Strike One
Although I am only a teenager, I have already lived a remarkable life. It has been so crazy that I am telling this story from jail. I wanted to share my story, so it wouldn’t happen to you. I know what you’re thinking; it could never happen to me. Believe me, that’s exactly what I thought. Here’s my story.
I was born with a certain sense about me. As a young boy they would say, if you have a question, whatever it is, ask Joey. It might not look like it, but he knows the answer. My legend started when I picked my first Super bowl champion at eighteen months old. This sense was telling me more then which team was going to win professional sporting events, this sense told me right from wrong.
The thing is I never listened to the Voice. I heard the Voice but never listened, that was until one day; I said STOP! I guess its time to introduce myself. My name is Joey Johnson, every one knew me as JJ, and believe me everyone in my town knew me. By the age of four, I was three-for-three in picking Super bowl champions, two of which were upsets. I was already a local celebrity so when I disappeared it made national news.
I’m the middle child in a family of three and as you’ll see sometimes I got lost. Once a month, my Mom, my Dad, my older brother Michael and my younger sister Kate went to Grandma’s and Grandpa’s house for dinner. Their house was one of my favorite places, not because of the house but because of the strange contradiction of smells that bombarded my nostrils.
You see, Grandma’s and Grandpa’s house was directly across the highway from a Krispy Krème donut factory. That factory produced a smell better than anything in the world to me. I’ve even debated my Sunday school teacher that that’s what heaven smelled like; she being a large woman was easily swayed by my argument.
On the fateful day, as we pulled up I didn’t see anything but the Krispy Kreme donut factory. The car doors popped open and I inhaled deeply through my nose.…..Yes! We’re down wind from the donut factory and the smell was heavenly. I shut my eyes and breathed deep only through my nose.

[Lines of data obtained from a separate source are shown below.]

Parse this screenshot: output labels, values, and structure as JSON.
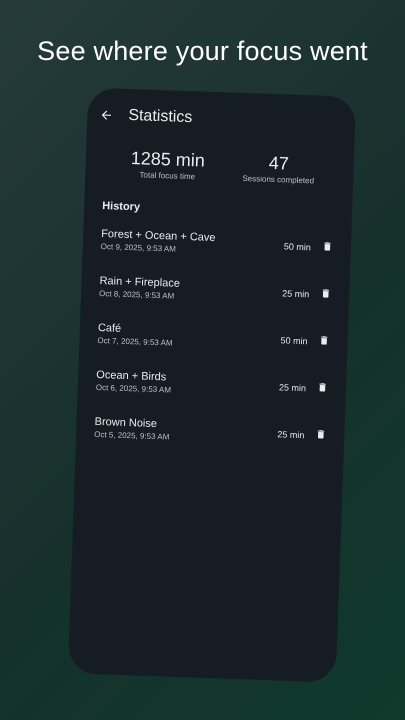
{
  "headline": "See where your focus went",
  "appbar": {
    "title": "Statistics"
  },
  "stats": {
    "total_focus": {
      "value": "1285 min",
      "label": "Total focus time"
    },
    "sessions": {
      "value": "47",
      "label": "Sessions completed"
    }
  },
  "history": {
    "title": "History",
    "items": [
      {
        "name": "Forest + Ocean + Cave",
        "date": "Oct 9, 2025, 9:53 AM",
        "duration": "50 min"
      },
      {
        "name": "Rain + Fireplace",
        "date": "Oct 8, 2025, 9:53 AM",
        "duration": "25 min"
      },
      {
        "name": "Café",
        "date": "Oct 7, 2025, 9:53 AM",
        "duration": "50 min"
      },
      {
        "name": "Ocean + Birds",
        "date": "Oct 6, 2025, 9:53 AM",
        "duration": "25 min"
      },
      {
        "name": "Brown Noise",
        "date": "Oct 5, 2025, 9:53 AM",
        "duration": "25 min"
      }
    ]
  },
  "icons": {
    "back": "arrow-back-icon",
    "delete": "trash-icon"
  },
  "colors": {
    "screen": "#161c24",
    "text": "#e9edf2",
    "muted": "#b8c0ca"
  }
}
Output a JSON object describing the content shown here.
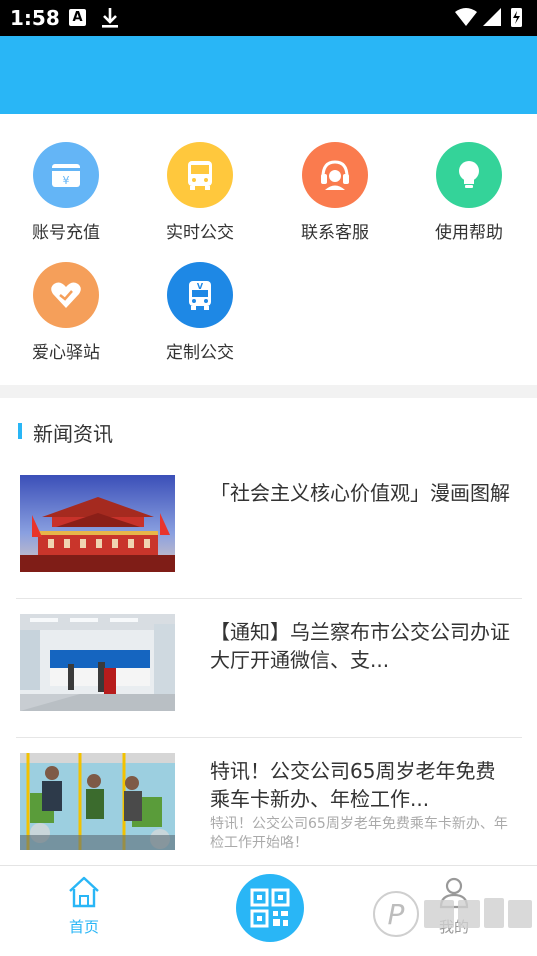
{
  "status_bar": {
    "time": "1:58",
    "a_icon": "A"
  },
  "grid": {
    "items": [
      {
        "label": "账号充值",
        "icon": "wallet-icon",
        "color": "#64b5f6"
      },
      {
        "label": "实时公交",
        "icon": "bus-icon",
        "color": "#ffc83d"
      },
      {
        "label": "联系客服",
        "icon": "customer-service-icon",
        "color": "#fa7b4e"
      },
      {
        "label": "使用帮助",
        "icon": "lightbulb-icon",
        "color": "#34d399"
      },
      {
        "label": "爱心驿站",
        "icon": "heart-icon",
        "color": "#f59f5a"
      },
      {
        "label": "定制公交",
        "icon": "custom-bus-icon",
        "color": "#1e88e5"
      }
    ]
  },
  "news": {
    "section_title": "新闻资讯",
    "items": [
      {
        "headline": "「社会主义核心价值观」漫画图解",
        "summary": ""
      },
      {
        "headline": "【通知】乌兰察布市公交公司办证大厅开通微信、支...",
        "summary": ""
      },
      {
        "headline": "特讯！公交公司65周岁老年免费乘车卡新办、年检工作...",
        "summary": "特讯！公交公司65周岁老年免费乘车卡新办、年检工作开始咯！"
      }
    ]
  },
  "tabbar": {
    "home_label": "首页",
    "mine_label": "我的"
  },
  "colors": {
    "accent": "#29b6f6"
  }
}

I was eating donuts with my nose, that’s all I needed, the smell of the donuts paralyzed me. My Dad knew the routine; he unbuckled my safety belt, lifted me out of the car and carried me up to the house. For as long as I could remember, one of my life’s goals was to find the source of that incredible smell.

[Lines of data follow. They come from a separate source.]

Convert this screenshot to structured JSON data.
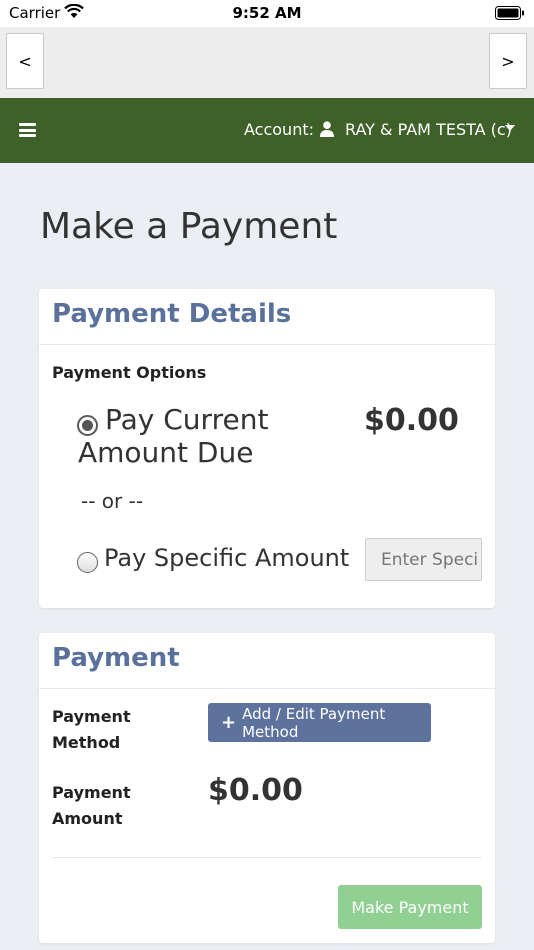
{
  "status_bar": {
    "carrier": "Carrier",
    "time": "9:52 AM"
  },
  "browser_nav": {
    "back_label": "<",
    "forward_label": ">"
  },
  "top_nav": {
    "account_label": "Account:",
    "account_name": "RAY & PAM TESTA (c)"
  },
  "page": {
    "title": "Make a Payment"
  },
  "payment_details": {
    "title": "Payment Details",
    "options_label": "Payment Options",
    "current_option_label": "Pay Current Amount Due",
    "current_amount": "$0.00",
    "or_text": "-- or --",
    "specific_option_label": "Pay Specific Amount",
    "specific_amount_placeholder": "Enter Speci",
    "selected_option": "current"
  },
  "payment": {
    "title": "Payment",
    "method_label": "Payment Method",
    "add_method_button": "Add / Edit Payment Method",
    "amount_label": "Payment Amount",
    "amount_value": "$0.00",
    "submit_button": "Make Payment"
  },
  "colors": {
    "nav_green": "#3d6128",
    "heading_blue": "#5a719b",
    "button_blue": "#5d729c",
    "submit_green_disabled": "#90d092",
    "page_background": "#ebeef3"
  },
  "icons": [
    "wifi-icon",
    "battery-icon",
    "hamburger-icon",
    "user-icon",
    "caret-down-icon",
    "plus-icon"
  ]
}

A great contradiction brewed inside me as my Father set me down on the porch. You see, I loved my Grand Parents, but their house stunk! I don’t know what it could be, I looked for piles of dirty underwear; I ask them if they had a pet skunk. I never figured it out; it’s an unsolved mystery still on my books.
The unpleasant odor of the house actually made the smell of those sweet, sweet, donuts even more alluring. I would say hello, then as quickly as possible slip outside to the front hammock. I would lay back, close my eyes and sniff. By closing my eyes I was able to concentrate all my senses on smell. It was like I was living inside a giant Krispy Krème donut.

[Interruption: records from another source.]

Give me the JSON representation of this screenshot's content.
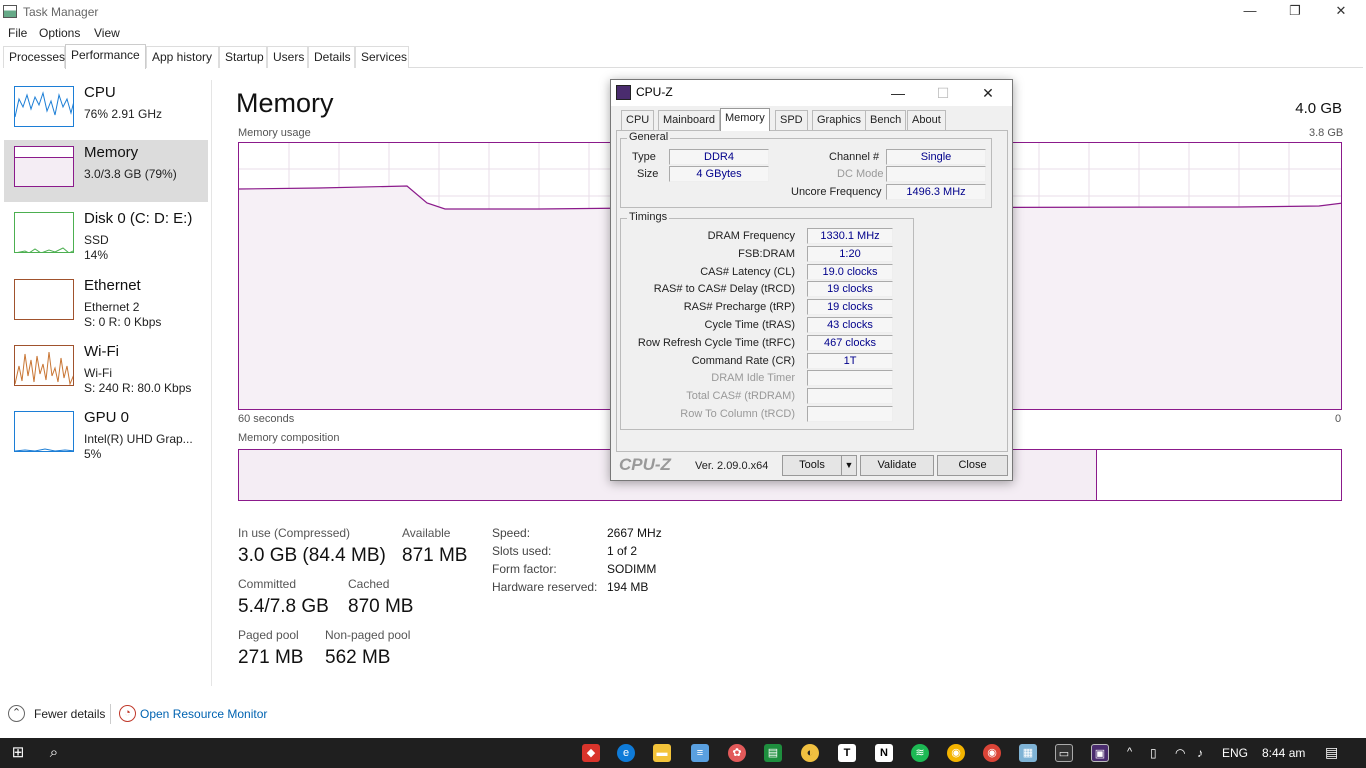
{
  "window": {
    "title": "Task Manager",
    "min": "—",
    "max": "❐",
    "close": "✕"
  },
  "menu": [
    "File",
    "Options",
    "View"
  ],
  "tabs": [
    "Processes",
    "Performance",
    "App history",
    "Startup",
    "Users",
    "Details",
    "Services"
  ],
  "sidebar": [
    {
      "name": "CPU",
      "sub1": "76%  2.91 GHz",
      "sub2": "",
      "sub3": "",
      "color": "#1c7ed6"
    },
    {
      "name": "Memory",
      "sub1": "3.0/3.8 GB (79%)",
      "sub2": "",
      "sub3": "",
      "color": "#8b1a8b"
    },
    {
      "name": "Disk 0 (C: D: E:)",
      "sub1": "SSD",
      "sub2": "14%",
      "sub3": "",
      "color": "#4caf50"
    },
    {
      "name": "Ethernet",
      "sub1": "Ethernet 2",
      "sub2": "S: 0 R: 0 Kbps",
      "sub3": "",
      "color": "#a0522d"
    },
    {
      "name": "Wi-Fi",
      "sub1": "Wi-Fi",
      "sub2": "S: 240 R: 80.0 Kbps",
      "sub3": "",
      "color": "#a0522d"
    },
    {
      "name": "GPU 0",
      "sub1": "Intel(R) UHD Grap...",
      "sub2": "5%",
      "sub3": "",
      "color": "#1c7ed6"
    }
  ],
  "main": {
    "title": "Memory",
    "total": "4.0 GB",
    "usage_label": "Memory usage",
    "usage_max": "3.8 GB",
    "time_label": "60 seconds",
    "zero": "0",
    "composition_label": "Memory composition",
    "stats": {
      "in_use_label": "In use (Compressed)",
      "in_use": "3.0 GB (84.4 MB)",
      "available_label": "Available",
      "available": "871 MB",
      "committed_label": "Committed",
      "committed": "5.4/7.8 GB",
      "cached_label": "Cached",
      "cached": "870 MB",
      "paged_label": "Paged pool",
      "paged": "271 MB",
      "nonpaged_label": "Non-paged pool",
      "nonpaged": "562 MB"
    },
    "details": [
      {
        "label": "Speed:",
        "value": "2667 MHz"
      },
      {
        "label": "Slots used:",
        "value": "1 of 2"
      },
      {
        "label": "Form factor:",
        "value": "SODIMM"
      },
      {
        "label": "Hardware reserved:",
        "value": "194 MB"
      }
    ]
  },
  "footer": {
    "fewer": "Fewer details",
    "resmon": "Open Resource Monitor"
  },
  "cpuz": {
    "title": "CPU-Z",
    "tabs": [
      "CPU",
      "Mainboard",
      "Memory",
      "SPD",
      "Graphics",
      "Bench",
      "About"
    ],
    "general_title": "General",
    "type_label": "Type",
    "type": "DDR4",
    "size_label": "Size",
    "size": "4 GBytes",
    "channel_label": "Channel #",
    "channel": "Single",
    "dcmode_label": "DC Mode",
    "dcmode": "",
    "uncore_label": "Uncore Frequency",
    "uncore": "1496.3 MHz",
    "timings_title": "Timings",
    "timings": [
      {
        "label": "DRAM Frequency",
        "value": "1330.1 MHz",
        "dim": false
      },
      {
        "label": "FSB:DRAM",
        "value": "1:20",
        "dim": false
      },
      {
        "label": "CAS# Latency (CL)",
        "value": "19.0 clocks",
        "dim": false
      },
      {
        "label": "RAS# to CAS# Delay (tRCD)",
        "value": "19 clocks",
        "dim": false
      },
      {
        "label": "RAS# Precharge (tRP)",
        "value": "19 clocks",
        "dim": false
      },
      {
        "label": "Cycle Time (tRAS)",
        "value": "43 clocks",
        "dim": false
      },
      {
        "label": "Row Refresh Cycle Time (tRFC)",
        "value": "467 clocks",
        "dim": false
      },
      {
        "label": "Command Rate (CR)",
        "value": "1T",
        "dim": false
      },
      {
        "label": "DRAM Idle Timer",
        "value": "",
        "dim": true
      },
      {
        "label": "Total CAS# (tRDRAM)",
        "value": "",
        "dim": true
      },
      {
        "label": "Row To Column (tRCD)",
        "value": "",
        "dim": true
      }
    ],
    "logo": "CPU-Z",
    "version": "Ver. 2.09.0.x64",
    "tools": "Tools",
    "validate": "Validate",
    "close": "Close"
  },
  "taskbar": {
    "lang": "ENG",
    "time": "8:44 am"
  }
}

My stomach was already growling when I heard Grandma yell out that she had forgotten to turn on the oven and dinner would be two hours late. I was so hungry; I became possessed by the smell. Like a zombie, I got up from the hammock, crossed the yard and slipped through the fence.
I don’t even remember how I made it across the eight-lane highway, but before I knew it, I was crawled under a barbed-wire fence and shimmed my way into the Krispy Krème donut factory.
I slid down a vent and found myself inside a gigantic donut machine, a machine that had a sole purpose of making donuts. I watched mesmerized by row after row of donuts that suddenly appeared, and move on, only to be replaced by another row, and another row. I imagined the machine was giving birth to them. I was hungry; I reached up and grabbed one. Yum, it was delicious. I grabbed another. It was heaven. I grabbed another. There were donuts all around me. I grabbed another.
It was incredible. I wanted to sit down but there wasn’t any furniture under the donut machine. I decide to use the most abundant resource available - donuts. I snatched donuts off the conveyor belt and made a chair out of donuts. It was super comfortable and I have to admit, rather stylish. By the time I finished my donut bed I forgotten all about dinner or my parents.
The police arrived at Grandma’s and Grandpa’s probably about the time I had eaten my thirty-fifth donut and I was lying down on my most comfortable donut bed. The FBI and SWAT team arrived about the time I was drifting off to sleep.
They questioned everyone in the neighborhood. I made the national news. It was a mystery so they brought in a Psychic. The Psychic said, “I have a strong feeling he is in heaven.” That made my parents faint.
I was happily living inside the donut machine. Every now and then one of the workers would get a glimpse of me through the machinery. I became like Bigfoot, an Alien, the Loch Ness Monster of the donut factory. Workers began talking about the mysterious Donut boy who would pop up, grab a donut and disappear. I was also gaining three pounds a day.
If you’re wondering how they finally found me, I had gained so much weight from the donuts I could barely move. I would wake up on my donut bed, roll over, take a few bites of my donut pillow and go back to sleep. One morning I was awakened by a worker, they had stopped the machine to see why donut production was down. Everyone was happy to see me, but I was still in trouble.